If the estimated variance is near zero, retaining the random effect typically does no harm. It simply indicates that little variation is attributed to that level. The model remains consistent with the design.

Option B: Remove the random effect and justify it The second option is to compare models with and without the random effect using a formal statistical approach. However, even if you use such an approach, you need to carefully justify your decision. Possible approaches included likelihood-ratio tests (LRTs) using Maximum Likelihood, where you show the statistical comparison and then explain why the simpler model improves the fit.

There is no clear answer as to whether you should remove a random effect if it explains no variance. A random effect is usually a design issue (e.g. blocking effects, nested units of sampling). Inclusion of the random effect should come naturally from the structure of your study.

From a design perspective, it is often safer to retain structure that was motivated by your knowledge of ecology/biology. Therefore, I strongly suggest removing random effects (or levels within a hierarchical random effet) if and only if your model fails to converge. Otherwise, leave them in; there is no harm in doing so.


27.3 How many levels are required?

How many levels of a random effect (e.g. two sites) must exist in order for a random effect to be considered for inclusion in the model. This is a perennial question. Scientists are attracted to rules. Yet, there is not one. In the literature, in lab discussions, and in online statistics forums, you will hear and read claims about the minimum number of allowable levels for a random effect: 4, 5, 6, or, in one case I read long ago, even 14 levels(!). At minimum, the varied opinions suggest that there is no consensus. The fundamental point here is very simple:

There is no strict minimum number of levels that dictates inclusion of a random effect.

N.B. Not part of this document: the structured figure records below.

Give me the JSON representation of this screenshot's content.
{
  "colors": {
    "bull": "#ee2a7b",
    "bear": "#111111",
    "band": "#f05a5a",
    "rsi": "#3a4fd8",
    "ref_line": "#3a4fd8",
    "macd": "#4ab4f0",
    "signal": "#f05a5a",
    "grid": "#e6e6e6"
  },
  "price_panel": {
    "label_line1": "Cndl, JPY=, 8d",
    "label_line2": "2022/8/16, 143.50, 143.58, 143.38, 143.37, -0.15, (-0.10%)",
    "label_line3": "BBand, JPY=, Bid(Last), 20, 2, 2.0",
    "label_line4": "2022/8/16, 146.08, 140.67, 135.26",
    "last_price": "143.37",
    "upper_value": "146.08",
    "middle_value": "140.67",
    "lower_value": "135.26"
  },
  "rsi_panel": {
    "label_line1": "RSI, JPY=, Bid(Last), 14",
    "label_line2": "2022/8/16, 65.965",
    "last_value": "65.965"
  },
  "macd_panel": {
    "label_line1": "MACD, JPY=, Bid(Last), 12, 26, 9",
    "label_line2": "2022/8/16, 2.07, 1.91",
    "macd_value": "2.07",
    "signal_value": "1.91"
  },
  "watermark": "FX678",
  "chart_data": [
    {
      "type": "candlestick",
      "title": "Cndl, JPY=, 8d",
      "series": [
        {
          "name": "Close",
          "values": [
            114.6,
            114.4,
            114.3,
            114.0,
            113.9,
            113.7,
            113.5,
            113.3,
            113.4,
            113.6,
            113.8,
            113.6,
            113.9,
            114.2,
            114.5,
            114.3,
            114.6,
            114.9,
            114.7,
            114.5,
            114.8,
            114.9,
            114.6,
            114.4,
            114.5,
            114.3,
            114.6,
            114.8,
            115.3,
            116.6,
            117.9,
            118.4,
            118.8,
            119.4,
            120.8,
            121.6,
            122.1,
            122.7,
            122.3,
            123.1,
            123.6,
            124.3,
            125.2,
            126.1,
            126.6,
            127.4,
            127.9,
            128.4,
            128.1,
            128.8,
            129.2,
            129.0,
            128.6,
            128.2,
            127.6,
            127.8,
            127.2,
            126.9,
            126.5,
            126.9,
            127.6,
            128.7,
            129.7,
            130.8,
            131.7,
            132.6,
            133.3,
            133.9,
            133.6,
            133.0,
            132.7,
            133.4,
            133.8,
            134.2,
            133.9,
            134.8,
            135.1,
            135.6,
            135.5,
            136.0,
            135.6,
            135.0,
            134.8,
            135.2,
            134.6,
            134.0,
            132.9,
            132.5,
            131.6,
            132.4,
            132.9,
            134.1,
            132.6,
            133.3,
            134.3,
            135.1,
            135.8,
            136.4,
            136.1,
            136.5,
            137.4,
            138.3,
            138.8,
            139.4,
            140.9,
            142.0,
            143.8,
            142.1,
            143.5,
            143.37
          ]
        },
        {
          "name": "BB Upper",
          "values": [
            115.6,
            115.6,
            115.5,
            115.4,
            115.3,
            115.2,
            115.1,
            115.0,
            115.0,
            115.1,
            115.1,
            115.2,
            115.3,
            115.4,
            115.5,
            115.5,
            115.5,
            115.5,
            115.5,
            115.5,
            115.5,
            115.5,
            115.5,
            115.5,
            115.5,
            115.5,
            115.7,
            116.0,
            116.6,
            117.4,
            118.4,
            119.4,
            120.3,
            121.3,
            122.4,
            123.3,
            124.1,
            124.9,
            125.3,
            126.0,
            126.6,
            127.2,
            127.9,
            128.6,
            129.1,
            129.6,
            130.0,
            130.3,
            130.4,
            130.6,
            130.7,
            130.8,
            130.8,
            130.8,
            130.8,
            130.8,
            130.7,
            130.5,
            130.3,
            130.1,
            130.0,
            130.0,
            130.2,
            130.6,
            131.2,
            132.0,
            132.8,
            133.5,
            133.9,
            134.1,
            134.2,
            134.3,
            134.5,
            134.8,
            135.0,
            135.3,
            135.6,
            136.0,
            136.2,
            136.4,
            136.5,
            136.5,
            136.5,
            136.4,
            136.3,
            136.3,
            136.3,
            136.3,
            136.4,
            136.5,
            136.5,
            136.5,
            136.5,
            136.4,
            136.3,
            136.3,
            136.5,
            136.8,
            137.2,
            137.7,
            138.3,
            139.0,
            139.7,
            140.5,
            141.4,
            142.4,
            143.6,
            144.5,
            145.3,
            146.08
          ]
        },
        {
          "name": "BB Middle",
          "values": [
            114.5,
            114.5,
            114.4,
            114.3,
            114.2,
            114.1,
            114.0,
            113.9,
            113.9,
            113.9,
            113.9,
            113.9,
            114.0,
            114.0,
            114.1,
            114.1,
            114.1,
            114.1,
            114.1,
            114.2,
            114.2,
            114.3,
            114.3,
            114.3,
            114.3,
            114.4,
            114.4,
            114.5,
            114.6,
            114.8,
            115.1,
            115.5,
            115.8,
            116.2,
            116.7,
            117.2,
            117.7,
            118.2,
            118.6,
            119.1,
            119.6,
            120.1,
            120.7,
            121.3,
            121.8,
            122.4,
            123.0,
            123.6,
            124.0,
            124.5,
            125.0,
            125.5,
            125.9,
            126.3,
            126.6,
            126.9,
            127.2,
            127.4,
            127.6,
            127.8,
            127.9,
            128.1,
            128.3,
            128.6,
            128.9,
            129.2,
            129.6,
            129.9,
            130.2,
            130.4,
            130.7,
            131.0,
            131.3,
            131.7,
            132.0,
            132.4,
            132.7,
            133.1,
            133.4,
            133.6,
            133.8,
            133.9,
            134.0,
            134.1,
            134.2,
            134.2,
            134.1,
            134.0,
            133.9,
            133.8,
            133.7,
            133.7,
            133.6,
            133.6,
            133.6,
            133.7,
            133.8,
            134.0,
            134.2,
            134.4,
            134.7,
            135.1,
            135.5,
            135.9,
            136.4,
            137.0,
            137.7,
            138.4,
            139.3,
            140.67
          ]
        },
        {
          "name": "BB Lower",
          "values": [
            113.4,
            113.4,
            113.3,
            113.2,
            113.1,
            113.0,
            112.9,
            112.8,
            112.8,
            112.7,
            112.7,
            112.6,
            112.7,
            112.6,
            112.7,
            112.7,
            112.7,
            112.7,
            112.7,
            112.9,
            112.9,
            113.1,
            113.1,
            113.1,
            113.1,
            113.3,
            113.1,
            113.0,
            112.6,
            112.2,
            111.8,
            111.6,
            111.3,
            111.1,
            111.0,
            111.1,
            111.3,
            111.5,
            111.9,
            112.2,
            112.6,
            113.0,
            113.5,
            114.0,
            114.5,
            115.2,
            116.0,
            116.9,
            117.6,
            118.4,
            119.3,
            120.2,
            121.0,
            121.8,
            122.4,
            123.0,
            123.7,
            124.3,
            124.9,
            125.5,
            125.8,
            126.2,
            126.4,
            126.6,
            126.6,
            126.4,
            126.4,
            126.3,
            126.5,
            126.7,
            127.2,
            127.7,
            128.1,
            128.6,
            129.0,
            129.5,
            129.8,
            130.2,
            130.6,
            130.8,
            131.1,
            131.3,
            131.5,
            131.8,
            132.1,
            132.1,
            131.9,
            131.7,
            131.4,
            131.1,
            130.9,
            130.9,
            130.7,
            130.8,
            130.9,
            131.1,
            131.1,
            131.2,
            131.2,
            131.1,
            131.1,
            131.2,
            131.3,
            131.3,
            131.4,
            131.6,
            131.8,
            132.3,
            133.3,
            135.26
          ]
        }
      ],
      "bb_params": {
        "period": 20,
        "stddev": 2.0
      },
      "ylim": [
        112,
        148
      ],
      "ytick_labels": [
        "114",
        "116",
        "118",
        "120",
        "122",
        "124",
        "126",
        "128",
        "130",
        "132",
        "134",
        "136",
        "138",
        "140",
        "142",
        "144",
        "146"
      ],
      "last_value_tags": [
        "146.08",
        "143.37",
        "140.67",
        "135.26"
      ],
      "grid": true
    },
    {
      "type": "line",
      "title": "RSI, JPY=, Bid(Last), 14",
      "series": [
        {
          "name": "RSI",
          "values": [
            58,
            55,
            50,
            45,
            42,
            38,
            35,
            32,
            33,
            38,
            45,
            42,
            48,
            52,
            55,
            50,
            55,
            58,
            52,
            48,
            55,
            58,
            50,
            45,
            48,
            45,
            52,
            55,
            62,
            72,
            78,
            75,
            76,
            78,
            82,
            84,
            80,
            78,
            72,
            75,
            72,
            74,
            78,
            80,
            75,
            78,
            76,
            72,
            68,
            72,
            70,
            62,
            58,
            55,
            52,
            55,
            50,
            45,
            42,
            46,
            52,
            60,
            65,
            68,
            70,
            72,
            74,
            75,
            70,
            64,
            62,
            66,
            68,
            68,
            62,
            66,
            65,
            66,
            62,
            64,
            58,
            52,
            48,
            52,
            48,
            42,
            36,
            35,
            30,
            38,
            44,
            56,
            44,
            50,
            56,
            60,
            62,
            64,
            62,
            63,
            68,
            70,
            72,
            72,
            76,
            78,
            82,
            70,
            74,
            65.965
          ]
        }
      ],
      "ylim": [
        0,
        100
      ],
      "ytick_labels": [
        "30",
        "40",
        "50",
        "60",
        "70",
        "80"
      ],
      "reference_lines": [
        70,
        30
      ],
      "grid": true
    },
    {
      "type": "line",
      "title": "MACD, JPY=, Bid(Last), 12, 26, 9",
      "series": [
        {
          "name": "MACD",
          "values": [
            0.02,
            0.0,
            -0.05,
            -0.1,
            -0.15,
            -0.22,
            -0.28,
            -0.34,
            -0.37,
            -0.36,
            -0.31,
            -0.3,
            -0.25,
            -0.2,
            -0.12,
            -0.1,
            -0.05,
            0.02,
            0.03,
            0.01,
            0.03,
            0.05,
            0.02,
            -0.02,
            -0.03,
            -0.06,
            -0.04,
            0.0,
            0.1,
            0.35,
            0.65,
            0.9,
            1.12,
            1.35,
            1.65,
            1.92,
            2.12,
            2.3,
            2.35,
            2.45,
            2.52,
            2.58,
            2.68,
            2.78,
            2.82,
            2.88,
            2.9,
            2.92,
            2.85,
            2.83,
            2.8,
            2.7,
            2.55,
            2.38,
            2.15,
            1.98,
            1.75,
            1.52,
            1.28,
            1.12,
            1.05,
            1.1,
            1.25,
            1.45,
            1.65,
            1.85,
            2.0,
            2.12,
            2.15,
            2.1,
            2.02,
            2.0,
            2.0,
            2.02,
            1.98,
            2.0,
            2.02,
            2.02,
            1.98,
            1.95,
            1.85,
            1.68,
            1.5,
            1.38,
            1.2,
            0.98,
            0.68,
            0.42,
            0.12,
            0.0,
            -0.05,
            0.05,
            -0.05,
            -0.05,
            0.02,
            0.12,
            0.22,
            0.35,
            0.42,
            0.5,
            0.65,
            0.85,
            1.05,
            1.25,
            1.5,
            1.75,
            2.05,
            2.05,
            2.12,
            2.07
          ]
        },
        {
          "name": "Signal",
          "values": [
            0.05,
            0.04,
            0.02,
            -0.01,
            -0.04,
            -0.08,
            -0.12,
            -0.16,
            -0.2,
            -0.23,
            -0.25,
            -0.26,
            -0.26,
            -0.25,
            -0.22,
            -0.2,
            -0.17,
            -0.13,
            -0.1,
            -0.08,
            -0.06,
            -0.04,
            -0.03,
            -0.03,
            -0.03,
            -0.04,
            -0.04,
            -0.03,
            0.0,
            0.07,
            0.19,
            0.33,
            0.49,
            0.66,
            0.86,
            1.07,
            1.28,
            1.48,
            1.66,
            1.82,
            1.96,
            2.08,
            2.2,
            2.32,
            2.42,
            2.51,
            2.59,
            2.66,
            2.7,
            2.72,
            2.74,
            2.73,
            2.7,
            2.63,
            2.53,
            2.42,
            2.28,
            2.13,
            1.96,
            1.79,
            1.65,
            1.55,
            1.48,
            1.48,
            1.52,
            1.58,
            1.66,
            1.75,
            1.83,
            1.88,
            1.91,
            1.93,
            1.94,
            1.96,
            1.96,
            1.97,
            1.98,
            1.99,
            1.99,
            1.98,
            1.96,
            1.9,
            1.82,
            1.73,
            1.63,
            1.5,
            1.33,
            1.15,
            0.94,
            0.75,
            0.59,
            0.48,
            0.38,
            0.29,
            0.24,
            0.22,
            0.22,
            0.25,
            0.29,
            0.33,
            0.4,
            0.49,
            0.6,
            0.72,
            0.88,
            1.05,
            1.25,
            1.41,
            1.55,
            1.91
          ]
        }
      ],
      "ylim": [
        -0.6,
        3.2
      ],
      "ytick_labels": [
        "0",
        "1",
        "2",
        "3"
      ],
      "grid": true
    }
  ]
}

As the number of levels of a random effect decreases, the mixed model approaches the same form as a standard GLM. There is nothing special that happens at three, four, or five levels. That is, a model does not suddenly become invalid below some arbitrary cutoff (just as nothing special happens at p=0.05 versus p=0.51) With very few levels, a random effect may add little extra information to the overall model. But including the random effect does not harm the analysis. Even small variance components can improve inference by accounting for clustering and non-independence. And that is a win for science.

If the data are clustered, model the clustering. Do not rely on arbitrary rules. Use your knowledge about the natural structure of your dataset. To help you bolster your argument, you can read Gomes, D.G.E. (2022).


27.4 How should my dataset look in a spreadsheet?

With all this talk of what random effects are, we sometimes forgot to ask about how these can be formatted. Random effects are simply grouping variables; they are simply different variables (columns) of your dataset. Below is a stylized version of how this might look generally. This represents n=30 rows of data in a spreadsheet.

Measurements in the stylized spreadsheet at right were collected at different times for 12 individuals within 6 plots, which were split between three sites. Site 1 (top blue box) had six individuals; Site 2 (middle blue box) had four individuals; Site 3 (bottom blue box) had three individuals.Dotted lines delineate different individuals’ data points across time. Data are severely unbalanced. Arrows between boxes in site, plot, and individual indicated how small grouping levels are nested within larger ones.